Date & Time
May 30, 2024, noon - May 30, 2024, 1 p.m.
Cost
$0
Location
Columbia Innovation Hub - Tang Family Hall
2276 12th Avenue Room 202
New York, NY
May 30, 2024, noon - May 30, 2024, 1 p.m.
$0
Columbia Innovation Hub - Tang Family Hall
2276 12th Avenue Room 202
New York, NY
Projecting Changes in the Drivers of Compound Flooding in Europe Using CMIP6 Models
Speaker: Julius Busecke + Tim Hermans
Date: May 30, 2024
Time: 12:00 p.m.
Format: Hybrid
Virtual: Zoom link provided upon registration
In-person: Columbia Innovation Hub, 2276 12th Avenue, Second Floor, Room 202, New York, NY 10027
Please note that in-person space is limited.
Abstract:
When different flooding drivers co-occur, they can cause compound floods.

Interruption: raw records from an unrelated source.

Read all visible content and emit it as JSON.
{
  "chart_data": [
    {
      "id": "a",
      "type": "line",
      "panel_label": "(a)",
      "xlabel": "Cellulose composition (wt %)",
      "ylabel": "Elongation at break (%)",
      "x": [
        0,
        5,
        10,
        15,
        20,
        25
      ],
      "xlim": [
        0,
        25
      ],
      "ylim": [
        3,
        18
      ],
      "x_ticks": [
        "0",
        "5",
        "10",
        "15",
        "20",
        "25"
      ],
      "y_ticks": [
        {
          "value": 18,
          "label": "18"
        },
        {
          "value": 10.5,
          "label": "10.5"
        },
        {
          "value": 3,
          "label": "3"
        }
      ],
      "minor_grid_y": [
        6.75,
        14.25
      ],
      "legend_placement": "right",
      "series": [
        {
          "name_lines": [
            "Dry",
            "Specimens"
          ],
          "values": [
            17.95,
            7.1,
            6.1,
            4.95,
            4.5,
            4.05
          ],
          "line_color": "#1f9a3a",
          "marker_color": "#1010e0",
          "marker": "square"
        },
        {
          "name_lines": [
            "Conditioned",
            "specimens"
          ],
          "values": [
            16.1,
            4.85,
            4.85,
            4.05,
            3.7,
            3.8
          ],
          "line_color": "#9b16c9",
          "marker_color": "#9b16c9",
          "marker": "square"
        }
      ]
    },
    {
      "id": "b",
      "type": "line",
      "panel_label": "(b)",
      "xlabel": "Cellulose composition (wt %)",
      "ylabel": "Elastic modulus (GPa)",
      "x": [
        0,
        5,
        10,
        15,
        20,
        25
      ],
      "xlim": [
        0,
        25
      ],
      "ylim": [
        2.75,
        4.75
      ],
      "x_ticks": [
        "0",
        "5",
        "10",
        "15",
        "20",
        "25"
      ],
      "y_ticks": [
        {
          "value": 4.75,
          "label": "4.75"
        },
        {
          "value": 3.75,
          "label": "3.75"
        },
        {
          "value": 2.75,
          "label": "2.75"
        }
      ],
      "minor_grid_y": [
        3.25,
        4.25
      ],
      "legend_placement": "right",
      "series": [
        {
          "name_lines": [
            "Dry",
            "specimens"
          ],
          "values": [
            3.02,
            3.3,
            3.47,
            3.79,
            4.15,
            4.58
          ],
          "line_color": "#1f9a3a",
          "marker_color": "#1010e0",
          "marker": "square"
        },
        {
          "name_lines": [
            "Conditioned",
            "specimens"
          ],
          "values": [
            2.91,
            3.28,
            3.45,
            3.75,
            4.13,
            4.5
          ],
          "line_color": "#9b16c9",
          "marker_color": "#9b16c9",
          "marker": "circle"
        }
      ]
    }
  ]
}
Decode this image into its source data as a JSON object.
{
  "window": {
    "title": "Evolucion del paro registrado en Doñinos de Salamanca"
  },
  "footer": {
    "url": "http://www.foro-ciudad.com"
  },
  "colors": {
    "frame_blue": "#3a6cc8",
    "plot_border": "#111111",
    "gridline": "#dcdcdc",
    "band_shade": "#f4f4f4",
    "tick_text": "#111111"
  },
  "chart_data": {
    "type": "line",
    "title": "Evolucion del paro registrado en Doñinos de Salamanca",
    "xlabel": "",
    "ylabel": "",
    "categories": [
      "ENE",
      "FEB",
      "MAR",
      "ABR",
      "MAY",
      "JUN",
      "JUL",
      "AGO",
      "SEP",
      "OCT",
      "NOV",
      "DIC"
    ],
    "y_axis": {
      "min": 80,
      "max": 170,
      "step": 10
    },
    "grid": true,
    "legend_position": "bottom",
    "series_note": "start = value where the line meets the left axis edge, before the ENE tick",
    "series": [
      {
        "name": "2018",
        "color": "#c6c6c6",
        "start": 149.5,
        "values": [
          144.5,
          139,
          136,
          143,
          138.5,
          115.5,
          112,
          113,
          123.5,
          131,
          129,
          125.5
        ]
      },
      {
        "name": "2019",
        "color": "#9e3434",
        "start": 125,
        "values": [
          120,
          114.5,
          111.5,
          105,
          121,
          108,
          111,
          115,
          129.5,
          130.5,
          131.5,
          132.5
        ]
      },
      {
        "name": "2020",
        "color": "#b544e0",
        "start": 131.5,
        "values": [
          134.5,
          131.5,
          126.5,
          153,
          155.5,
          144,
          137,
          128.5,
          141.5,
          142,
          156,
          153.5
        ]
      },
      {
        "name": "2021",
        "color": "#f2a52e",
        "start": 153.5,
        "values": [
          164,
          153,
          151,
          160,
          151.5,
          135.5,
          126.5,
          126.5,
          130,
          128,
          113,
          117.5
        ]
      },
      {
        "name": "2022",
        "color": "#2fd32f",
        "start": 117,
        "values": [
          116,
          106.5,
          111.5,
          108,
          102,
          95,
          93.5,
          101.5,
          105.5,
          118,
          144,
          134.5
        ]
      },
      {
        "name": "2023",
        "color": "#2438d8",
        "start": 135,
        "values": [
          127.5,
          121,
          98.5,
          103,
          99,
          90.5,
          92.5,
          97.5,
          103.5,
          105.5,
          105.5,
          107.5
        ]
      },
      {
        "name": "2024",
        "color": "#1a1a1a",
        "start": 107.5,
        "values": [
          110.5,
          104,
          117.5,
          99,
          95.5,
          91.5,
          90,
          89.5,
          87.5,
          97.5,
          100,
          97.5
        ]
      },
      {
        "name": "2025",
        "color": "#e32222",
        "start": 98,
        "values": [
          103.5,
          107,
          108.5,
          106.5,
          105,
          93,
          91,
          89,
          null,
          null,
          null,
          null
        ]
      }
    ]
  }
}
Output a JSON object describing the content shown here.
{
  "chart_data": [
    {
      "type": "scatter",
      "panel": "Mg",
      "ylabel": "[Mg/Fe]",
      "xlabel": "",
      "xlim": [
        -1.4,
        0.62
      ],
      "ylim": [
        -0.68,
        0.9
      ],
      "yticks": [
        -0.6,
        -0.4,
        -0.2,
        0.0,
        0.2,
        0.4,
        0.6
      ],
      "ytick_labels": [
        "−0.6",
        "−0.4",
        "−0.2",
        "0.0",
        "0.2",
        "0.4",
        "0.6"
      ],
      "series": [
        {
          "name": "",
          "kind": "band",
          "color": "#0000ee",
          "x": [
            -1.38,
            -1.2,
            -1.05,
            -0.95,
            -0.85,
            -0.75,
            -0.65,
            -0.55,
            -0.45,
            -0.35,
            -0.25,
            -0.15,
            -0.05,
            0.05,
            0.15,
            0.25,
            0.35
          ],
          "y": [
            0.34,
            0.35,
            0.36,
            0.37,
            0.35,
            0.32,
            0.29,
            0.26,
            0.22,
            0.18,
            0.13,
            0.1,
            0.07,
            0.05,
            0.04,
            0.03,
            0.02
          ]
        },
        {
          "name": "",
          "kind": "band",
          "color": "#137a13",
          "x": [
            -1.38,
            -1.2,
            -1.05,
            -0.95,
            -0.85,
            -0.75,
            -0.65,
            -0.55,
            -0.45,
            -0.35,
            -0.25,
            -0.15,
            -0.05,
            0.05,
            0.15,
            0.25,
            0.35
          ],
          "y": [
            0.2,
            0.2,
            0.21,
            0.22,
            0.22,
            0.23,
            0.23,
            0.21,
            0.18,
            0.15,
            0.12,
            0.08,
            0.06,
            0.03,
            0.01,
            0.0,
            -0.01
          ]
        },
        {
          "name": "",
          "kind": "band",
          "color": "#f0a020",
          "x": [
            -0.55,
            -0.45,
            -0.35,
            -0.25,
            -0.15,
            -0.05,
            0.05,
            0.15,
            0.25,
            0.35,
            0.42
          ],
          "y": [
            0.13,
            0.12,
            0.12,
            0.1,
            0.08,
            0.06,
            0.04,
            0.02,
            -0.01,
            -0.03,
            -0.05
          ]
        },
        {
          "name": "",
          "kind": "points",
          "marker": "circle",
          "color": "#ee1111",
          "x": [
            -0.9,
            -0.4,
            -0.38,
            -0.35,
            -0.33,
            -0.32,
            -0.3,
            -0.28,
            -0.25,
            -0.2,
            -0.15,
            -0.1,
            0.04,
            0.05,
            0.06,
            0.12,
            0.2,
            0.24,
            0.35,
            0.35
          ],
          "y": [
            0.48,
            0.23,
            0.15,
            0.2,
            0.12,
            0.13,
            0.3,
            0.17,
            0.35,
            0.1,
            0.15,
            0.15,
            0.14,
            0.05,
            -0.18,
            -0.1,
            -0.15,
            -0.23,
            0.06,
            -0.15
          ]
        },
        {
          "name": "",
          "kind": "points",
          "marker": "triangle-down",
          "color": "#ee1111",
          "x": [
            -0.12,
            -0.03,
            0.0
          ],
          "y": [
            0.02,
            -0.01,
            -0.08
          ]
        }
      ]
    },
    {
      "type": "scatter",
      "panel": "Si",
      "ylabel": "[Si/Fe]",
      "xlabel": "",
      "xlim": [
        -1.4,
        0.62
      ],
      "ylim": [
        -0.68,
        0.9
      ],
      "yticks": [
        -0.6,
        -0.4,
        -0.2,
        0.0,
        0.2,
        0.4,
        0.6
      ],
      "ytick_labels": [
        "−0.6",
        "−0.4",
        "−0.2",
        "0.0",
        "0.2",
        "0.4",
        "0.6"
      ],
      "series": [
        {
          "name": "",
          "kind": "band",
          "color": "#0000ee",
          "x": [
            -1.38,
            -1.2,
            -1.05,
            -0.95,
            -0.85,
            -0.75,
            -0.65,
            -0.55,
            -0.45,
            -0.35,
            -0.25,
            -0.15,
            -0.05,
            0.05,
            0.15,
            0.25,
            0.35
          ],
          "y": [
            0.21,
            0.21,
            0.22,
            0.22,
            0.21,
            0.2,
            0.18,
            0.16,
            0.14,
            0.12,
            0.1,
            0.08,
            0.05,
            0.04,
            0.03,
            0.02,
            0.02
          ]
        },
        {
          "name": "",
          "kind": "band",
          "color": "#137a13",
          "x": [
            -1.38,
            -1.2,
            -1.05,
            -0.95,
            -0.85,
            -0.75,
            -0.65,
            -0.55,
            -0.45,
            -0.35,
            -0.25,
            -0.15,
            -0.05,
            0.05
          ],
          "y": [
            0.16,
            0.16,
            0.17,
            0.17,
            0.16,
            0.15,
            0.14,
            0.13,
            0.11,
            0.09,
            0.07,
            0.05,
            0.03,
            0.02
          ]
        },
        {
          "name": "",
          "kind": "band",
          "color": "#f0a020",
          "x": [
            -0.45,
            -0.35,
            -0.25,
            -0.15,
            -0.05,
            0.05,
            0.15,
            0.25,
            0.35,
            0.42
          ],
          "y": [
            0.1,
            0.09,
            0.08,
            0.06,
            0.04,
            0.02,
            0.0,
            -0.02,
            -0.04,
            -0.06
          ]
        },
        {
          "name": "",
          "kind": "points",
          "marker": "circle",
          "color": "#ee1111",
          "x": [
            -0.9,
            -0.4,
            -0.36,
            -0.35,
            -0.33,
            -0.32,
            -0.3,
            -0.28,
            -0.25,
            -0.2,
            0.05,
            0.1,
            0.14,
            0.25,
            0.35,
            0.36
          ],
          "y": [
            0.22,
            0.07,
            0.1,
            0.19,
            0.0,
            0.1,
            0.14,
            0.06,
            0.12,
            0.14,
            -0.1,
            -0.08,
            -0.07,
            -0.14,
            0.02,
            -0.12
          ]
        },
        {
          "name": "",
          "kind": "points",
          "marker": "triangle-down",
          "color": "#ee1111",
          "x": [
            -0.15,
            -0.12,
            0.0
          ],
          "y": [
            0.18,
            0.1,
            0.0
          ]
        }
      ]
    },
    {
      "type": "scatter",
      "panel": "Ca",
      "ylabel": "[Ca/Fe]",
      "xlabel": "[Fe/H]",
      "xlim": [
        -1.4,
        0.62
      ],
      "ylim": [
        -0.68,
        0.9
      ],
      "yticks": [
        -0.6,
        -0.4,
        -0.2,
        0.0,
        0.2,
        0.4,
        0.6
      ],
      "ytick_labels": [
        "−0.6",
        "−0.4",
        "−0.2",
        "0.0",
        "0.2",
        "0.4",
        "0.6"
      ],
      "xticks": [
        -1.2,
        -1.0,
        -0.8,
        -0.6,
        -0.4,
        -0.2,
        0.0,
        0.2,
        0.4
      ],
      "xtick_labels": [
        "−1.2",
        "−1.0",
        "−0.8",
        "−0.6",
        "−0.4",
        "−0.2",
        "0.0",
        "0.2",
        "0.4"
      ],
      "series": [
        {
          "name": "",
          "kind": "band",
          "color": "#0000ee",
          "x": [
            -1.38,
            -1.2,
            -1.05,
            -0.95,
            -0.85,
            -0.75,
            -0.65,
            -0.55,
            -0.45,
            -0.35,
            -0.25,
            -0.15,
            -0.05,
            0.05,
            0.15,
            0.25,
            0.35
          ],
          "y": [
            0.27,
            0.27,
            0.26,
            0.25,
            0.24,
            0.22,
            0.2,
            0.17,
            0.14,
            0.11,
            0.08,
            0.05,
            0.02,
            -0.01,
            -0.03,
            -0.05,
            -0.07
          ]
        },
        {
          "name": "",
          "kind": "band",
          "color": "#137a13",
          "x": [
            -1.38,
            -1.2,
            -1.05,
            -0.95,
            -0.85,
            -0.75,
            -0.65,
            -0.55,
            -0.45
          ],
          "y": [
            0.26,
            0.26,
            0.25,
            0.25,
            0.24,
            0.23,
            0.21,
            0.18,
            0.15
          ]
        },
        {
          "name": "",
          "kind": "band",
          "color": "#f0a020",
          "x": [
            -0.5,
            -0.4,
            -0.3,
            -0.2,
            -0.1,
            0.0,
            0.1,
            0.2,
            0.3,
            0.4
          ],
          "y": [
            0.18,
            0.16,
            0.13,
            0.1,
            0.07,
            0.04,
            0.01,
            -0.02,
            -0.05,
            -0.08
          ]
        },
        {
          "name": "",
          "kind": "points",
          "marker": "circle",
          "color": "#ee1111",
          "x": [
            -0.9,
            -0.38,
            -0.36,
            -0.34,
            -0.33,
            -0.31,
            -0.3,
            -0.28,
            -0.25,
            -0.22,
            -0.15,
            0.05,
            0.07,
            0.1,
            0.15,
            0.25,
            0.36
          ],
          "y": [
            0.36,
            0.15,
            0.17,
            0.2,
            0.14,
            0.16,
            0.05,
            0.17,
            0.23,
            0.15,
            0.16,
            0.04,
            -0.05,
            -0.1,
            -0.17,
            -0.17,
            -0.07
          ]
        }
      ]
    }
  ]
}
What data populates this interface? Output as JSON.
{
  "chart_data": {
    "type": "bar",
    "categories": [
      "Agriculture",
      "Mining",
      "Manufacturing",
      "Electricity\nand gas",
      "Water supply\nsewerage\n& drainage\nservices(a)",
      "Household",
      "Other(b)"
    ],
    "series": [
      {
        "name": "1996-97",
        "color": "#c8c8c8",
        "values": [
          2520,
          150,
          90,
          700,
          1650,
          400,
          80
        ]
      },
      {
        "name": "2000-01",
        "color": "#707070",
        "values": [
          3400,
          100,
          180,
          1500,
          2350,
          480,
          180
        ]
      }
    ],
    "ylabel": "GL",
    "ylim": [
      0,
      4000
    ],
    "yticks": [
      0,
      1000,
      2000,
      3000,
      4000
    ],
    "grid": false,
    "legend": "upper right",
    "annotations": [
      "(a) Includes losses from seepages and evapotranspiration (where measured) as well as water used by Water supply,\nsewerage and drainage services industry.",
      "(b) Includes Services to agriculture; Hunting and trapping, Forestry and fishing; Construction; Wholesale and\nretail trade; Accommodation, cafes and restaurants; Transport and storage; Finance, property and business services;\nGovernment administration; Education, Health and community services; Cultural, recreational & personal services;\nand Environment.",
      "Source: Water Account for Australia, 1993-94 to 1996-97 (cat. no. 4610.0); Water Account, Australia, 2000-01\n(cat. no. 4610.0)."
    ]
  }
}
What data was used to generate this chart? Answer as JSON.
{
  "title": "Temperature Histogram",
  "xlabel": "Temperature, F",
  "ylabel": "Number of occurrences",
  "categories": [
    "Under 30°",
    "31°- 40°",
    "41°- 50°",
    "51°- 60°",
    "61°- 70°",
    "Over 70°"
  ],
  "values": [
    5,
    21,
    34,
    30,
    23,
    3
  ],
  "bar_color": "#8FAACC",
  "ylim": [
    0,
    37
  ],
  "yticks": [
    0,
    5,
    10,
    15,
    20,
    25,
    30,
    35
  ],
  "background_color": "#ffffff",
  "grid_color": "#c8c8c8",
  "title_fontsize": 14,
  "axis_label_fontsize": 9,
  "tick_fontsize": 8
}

Despite the potential impact of compound flooding, few studies have projected how the joint probability of flooding drivers may change. Furthermore, existing projections are based on only 5 to 6 climate model simulations because flooding drivers such as storm surges and river run-off need to be simulated offline using computationally expensive hydrodynamic and hydrological models. Here, we use a large ensemble of simulations from the Coupled Model Intercomparison Project 6 (CMIP6) to project changes in the joint probability of extreme storm surges and precipitation in Europe, enabled by data-proximate cloud computing on the LEAP-Pangeo JupyterHub. To compute storm surges for so many simulations, we apply a statistical storm surge model trained with tide gauge observations and atmospheric forcing from the ERA5 reanalysis. In this seminar, Tim Hermans (Utrecht University) & Julius Busecke (Columbia University) will present these projections, including an in-depth discussion of the statistical methods and full-cloud CMIP6 workflow that were used to develop them.
Bios:
Tim Hermans is a postdoctoral researcher at Utrecht University, The Netherlands. Tim got his PhD degree at the Dutch Royal Institute for Sea Research where he studied sea-level change using global climate model simulations and regional ocean model experiments. During his PhD, he also worked as a Chapter Scientist of the IPCC AR6 WG1 to co-develop the global, regional and extreme sea-level projections of Chapter 9. At Utrecht University, he now studies extreme sea-levels and their compounding effects with other flooding drivers.
Julius Busecke is an Associate Research Scientist at the Lamont-Doherty Earth Observatory of Columbia University and the Manager for Data and Computing at LEAP. He is a physical oceanographer focusing on the role of ocean transport in various aspects of variability in the coupled earth system. He most recently investigated the fate of oxygen minimum zones in the Pacific ocean. He is an active contributor to the pangeo open source python software stack, and is actively developing tools and data repositories to rapidly analyze petabyte scale datasets like CMIP6 in a fully reproducible way in the cloud.